4) летом Блечфорд — «Страна чудес»[693]
.5) после полуторачасовой скучной мочалы лектора о строительстве нового быта в Доме отдыха в 10 минут сказал все, что было нужно. Умно, блестяще по простоте и полноте.
6) Первый разговор в вагоне о Доме отдыха. Он сказал мне свое настоящее имя — Рахмиэль. А я не знала и как его зовут все — Михаилом Осиповичем[694]
.7) Несколько минут в его комнате, где была его мать, красивая седая дама. Он был очень усталый и очень внимательный.
8) Прогулка по Долгим Прудам, по тропинке в сосновый лес, мимо березовой рощи. О его работе, о Доме отдыха. О стволе живой березы и о бревне.
9) Дорога из Москвы в Долгие Пруды — в вагоне — поздно вечером. О его работе, о нем, о коммунизме, о католическом монастыре, обо мне.
10) Короткая, но хорошая минута в ярком вестибюле Дома отдыха, когда он был оторван с делового заседания.
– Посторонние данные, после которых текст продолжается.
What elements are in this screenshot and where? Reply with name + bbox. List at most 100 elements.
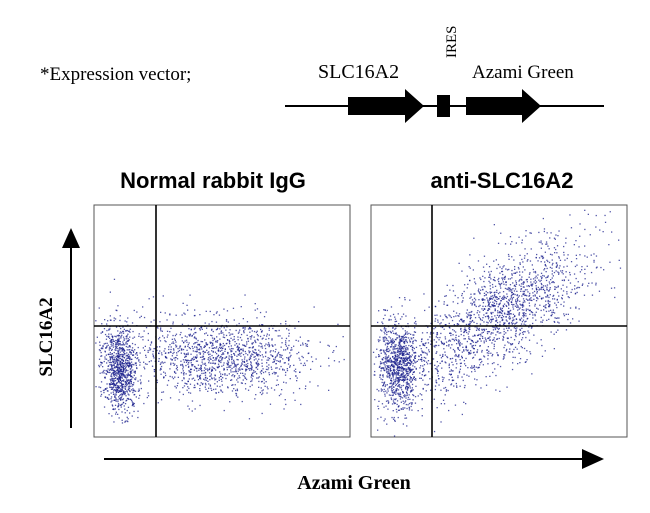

Он, как стрела, залетевшая в болото Долгих Прудов, стрела в ночи. «Сложная кривая» его прямой. Стрела, летящая мимо.
Больная (кухарка) жалуется: «В горле у меня что-й-то челохчет и в суставах что-й-то можжить».
Бессонная ночь — нервный припадок у новой больной. Раннее утро около печки. Горящие дрова, огонь, угли.
Даня принес мне еще два тома мемуаров Вагнера. Это все Шурочка и Алекс<андр> Викт<орович>.
Письмо Иоанна, написанное на клочке сорванной со столба афиши, карандашом, в трамвае. В письме рисунок летящей птички-воробушка и чистый конверт с маркой и его адресом. Отправила ответное письмо.
Очередные мои увлечения: Каспар Гаузер, Рихард Вагнер (его мемуары).
Собралась было уехать из больницы. Но вернулась острая боль. Опечалилась больше, чем нужно. Страх перед жизнью, прежде я не знала его.
Письмо Шурочки.
Велико очарование Иоанна и велика власть его внимания и его небрежности — в равной и в разной степени. Я рада и знаю, что он есть на свете, но из круга моей жизни он давно уже выключен.
5 лет со дня смерти мамы. Ночь и весь день чувствую светлую, как утренняя свежесть, сферу ее. Согрето сердце.
Мама, если можно, дай мне какой-нибудь знак о себе. И помоги мне не пропустить его в суете дневной жизни.